Os três estados da matéria são facilmente reconhecidos: sólido, líquido e gasoso. Ironicamente, poderia mencionar o estado online, segundo o qual todos os seres humanos se agrupam em determinados formatos HTML. Contudo, olhemos para as últimas novidades científicas. Em meados de Agosto deste ano, diversos investigadores apontaram para a descoberta de um novo estado, de natureza superior, previsto por intrincadas fórmulas matemáticas: o estado eufórico, traduzido numa sensação fisiológica de bem-estar.Este estado de euforia, quase permanente, tem invadido um número infindável de lares benfiquistas, levando ao desespero uma fatia algo considerável da população portuguesa. Segundo os últimos relatos, trata-se de uma verdadeira pandemia, potencialmente mais ameaçadora que o vírus H1N1. Esta nova estirpe atravessa todo o país, contagiando homens e mulheres, velhos e crianças, pessoas de todas as raças, credos e estratos sociais. Para uma larga franja de historiadores, maioritariamente adeptos de teorias da conspiração, o estado eufórico significa um passo decisivo no estabelecimento da "New World Order".
No meio deste ambiente tenebroso, a comunicação social está longe de ser inocente. Não há como esconder: depois de cada jogo em que o Benfica esteja envolvido, mais e mais pessoas são afectadas por um clima de euforia contagiante. Este novo surto gripal, qual moderno estado da matéria, tem coberto o país de forma imparável e a imprensa desportiva não se cansa de repetir, até à exaustão, que os adeptos encarnados encontram-se num estado de euforia constante. Sinceramente, já começo a ficar cansado da utilização abusiva da expressão.

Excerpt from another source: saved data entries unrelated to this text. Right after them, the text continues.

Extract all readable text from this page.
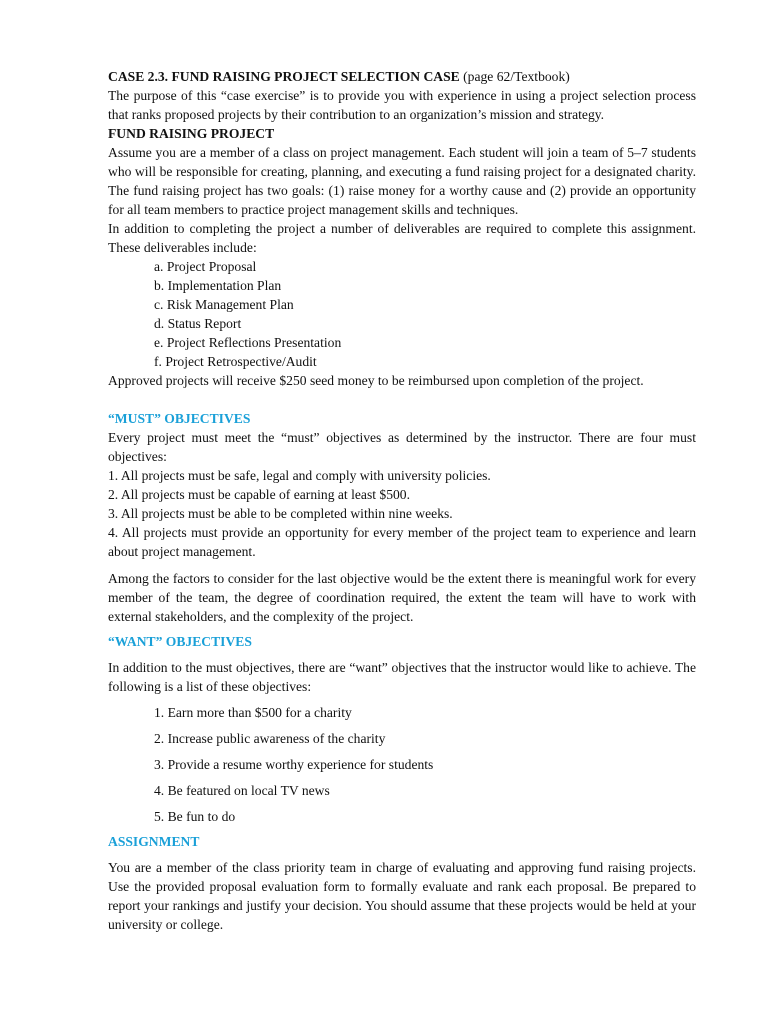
CASE 2.3. FUND RAISING PROJECT SELECTION CASE (page 62/Textbook)

The purpose of this “case exercise” is to provide you with experience in using a project selection process that ranks proposed projects by their contribution to an organization’s mission and strategy.

FUND RAISING PROJECT

Assume you are a member of a class on project management. Each student will join a team of 5–7 students who will be responsible for creating, planning, and executing a fund raising project for a designated charity. The fund raising project has two goals: (1) raise money for a worthy cause and (2) provide an opportunity for all team members to practice project management skills and techniques.

In addition to completing the project a number of deliverables are required to complete this assignment. These deliverables include:

a. Project Proposal
b. Implementation Plan
c. Risk Management Plan
d. Status Report
e. Project Reflections Presentation
f. Project Retrospective/Audit

Approved projects will receive $250 seed money to be reimbursed upon completion of the project.

“MUST” OBJECTIVES

Every project must meet the “must” objectives as determined by the instructor. There are four must objectives:

1. All projects must be safe, legal and comply with university policies.
2. All projects must be capable of earning at least $500.
3. All projects must be able to be completed within nine weeks.
4. All projects must provide an opportunity for every member of the project team to experience and learn about project management.

Among the factors to consider for the last objective would be the extent there is meaningful work for every member of the team, the degree of coordination required, the extent the team will have to work with external stakeholders, and the complexity of the project.

“WANT” OBJECTIVES

In addition to the must objectives, there are “want” objectives that the instructor would like to achieve. The following is a list of these objectives:

1. Earn more than $500 for a charity
2. Increase public awareness of the charity
3. Provide a resume worthy experience for students
4. Be featured on local TV news
5. Be fun to do

ASSIGNMENT

You are a member of the class priority team in charge of evaluating and approving fund raising projects. Use the provided proposal evaluation form to formally evaluate and rank each proposal. Be prepared to report your rankings and justify your decision. You should assume that these projects would be held at your university or college.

Por exemplo: apenas como mero exercício de suposição (nem sei como me fui lembrar disto), tenho alguma pena que o treinador Manuel Machado não seja profissional da comunicação social. Já viram como poderíamos alcançar o 'nirvana', atingindo um estado de êxtase superior? Ora reparem: após cada vitória, poderíamos alternar o optimismo com a alegria do resultado, o entusiamo com a satisfação do dever cumprido, inclusive o contentamente com a exultação do nível exibicional. Vá lá, esforcem-se um bocadinho...

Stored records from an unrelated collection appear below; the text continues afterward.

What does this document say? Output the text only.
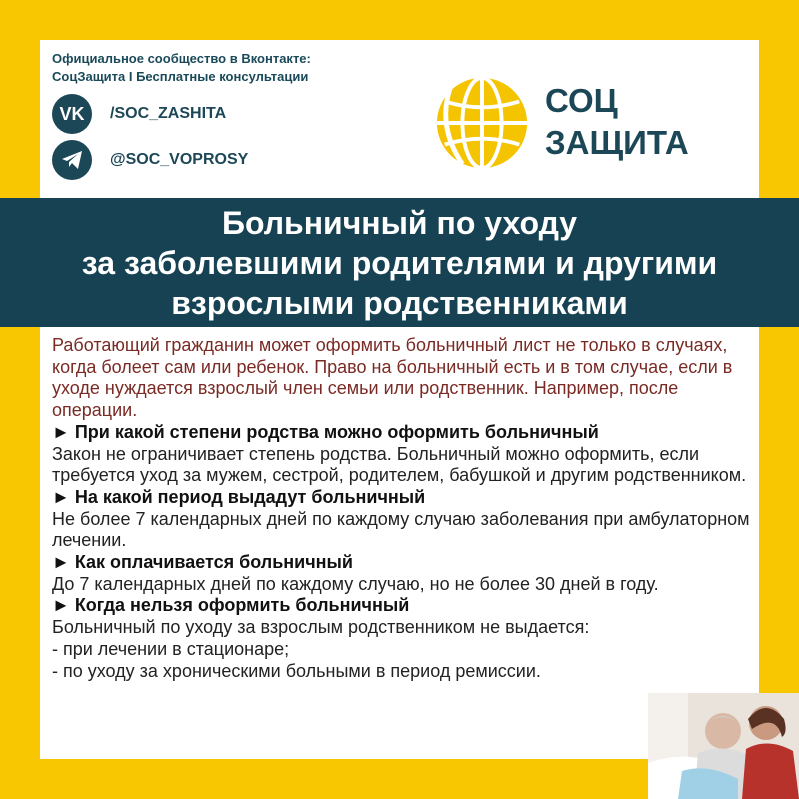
Официальное сообщество в Вконтакте:
СоцЗащита I Бесплатные консультации
VK /SOC_ZASHITA
@SOC_VOPROSY
СОЦ
ЗАЩИТА
Больничный по уходу
за заболевшими родителями и другими
взрослыми родственниками
Работающий гражданин может оформить больничный лист не только в случаях, когда болеет сам или ребенок. Право на больничный есть и в том случае, если в уходе нуждается взрослый член семьи или родственник. Например, после операции.
► При какой степени родства можно оформить больничный
Закон не ограничивает степень родства. Больничный можно оформить, если требуется уход за мужем, сестрой, родителем, бабушкой и другим родственником.
► На какой период выдадут больничный
Не более 7 календарных дней по каждому случаю заболевания при амбулаторном лечении.
► Как оплачивается больничный
До 7 календарных дней по каждому случаю, но не более 30 дней в году.
► Когда нельзя оформить больничный
Больничный по уходу за взрослым родственником не выдается:
- при лечении в стационаре;
- по уходу за хроническими больными в период ремиссии.
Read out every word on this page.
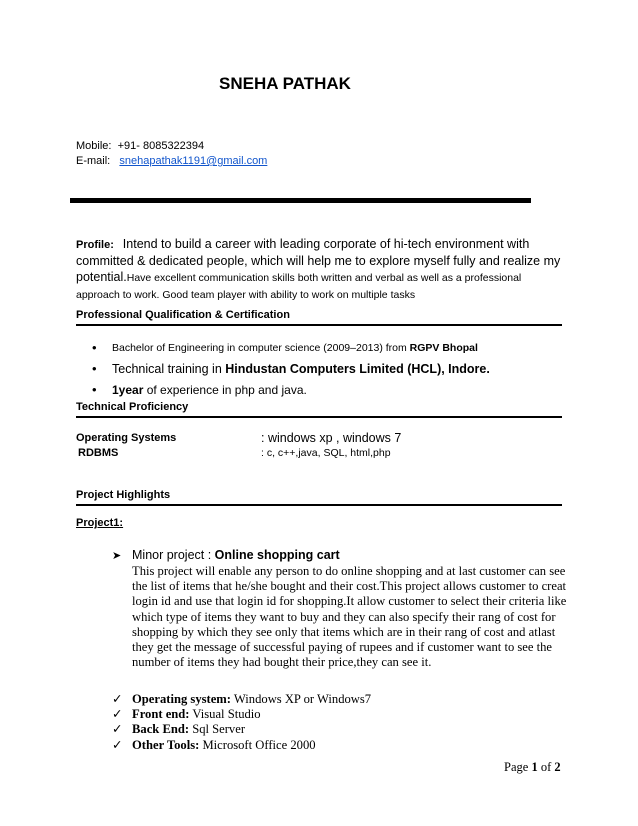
SNEHA PATHAK
Mobile: +91- 8085322394
E-mail: snehapathak1191@gmail.com
Profile: Intend to build a career with leading corporate of hi-tech environment with committed & dedicated people, which will help me to explore myself fully and realize my potential.Have excellent communication skills both written and verbal as well as a professional approach to work. Good team player with ability to work on multiple tasks
Professional Qualification & Certification
•	Bachelor of Engineering in computer science (2009–2013) from RGPV Bhopal
•	Technical training in Hindustan Computers Limited (HCL), Indore.
•	1year of experience in php and java.
Technical Proficiency
Operating Systems	: windows xp , windows 7
RDBMS	: c, c++,java, SQL, html,php
Project Highlights
Project1:
➤ Minor project : Online shopping cart
This project will enable any person to do online shopping and at last customer can see the list of items that he/she bought and their cost.This project allows customer to creat login id and use that login id for shopping.It allow customer to select their criteria like which type of items they want to buy and they can also specify their rang of cost for shopping by which they see only that items which are in their rang of cost and atlast they get the message of successful paying of rupees and if customer want to see the number of items they had bought their price,they can see it.
✓ Operating system: Windows XP or Windows7
✓ Front end: Visual Studio
✓ Back End: Sql Server
✓ Other Tools: Microsoft Office 2000
Page 1 of 2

Para terminar, confesso que também já fiquei contagiado pela sensação de arrebatamento transmitida pela euforia. Não há como disfarçar, até porque raro é o dia em que não adormeço com um sorriso parvo no rosto. Vou relatar um episódio que espelha bem esta mudança: no outro dia, repimpado a saborear uma apetitosa refeição, tendo um vinho tinto excelente por companhia, um familiar próximo olha-me nos olhos divertido e diz-me que já estou excessivamente alegre, pelo que devia beber mais água e deixar de lado o Afredo Roca Malbec de 2004. A situação é de tal ordem que alguns amigos já me perguntaram se andava a fumar haxixe. Não estou preocupado, mas já me avisaram que, em casos muitos graves, a euforia pode dar lugar ao deslumbramento. A palavra até arrepia. É capaz de ser perigoso, não?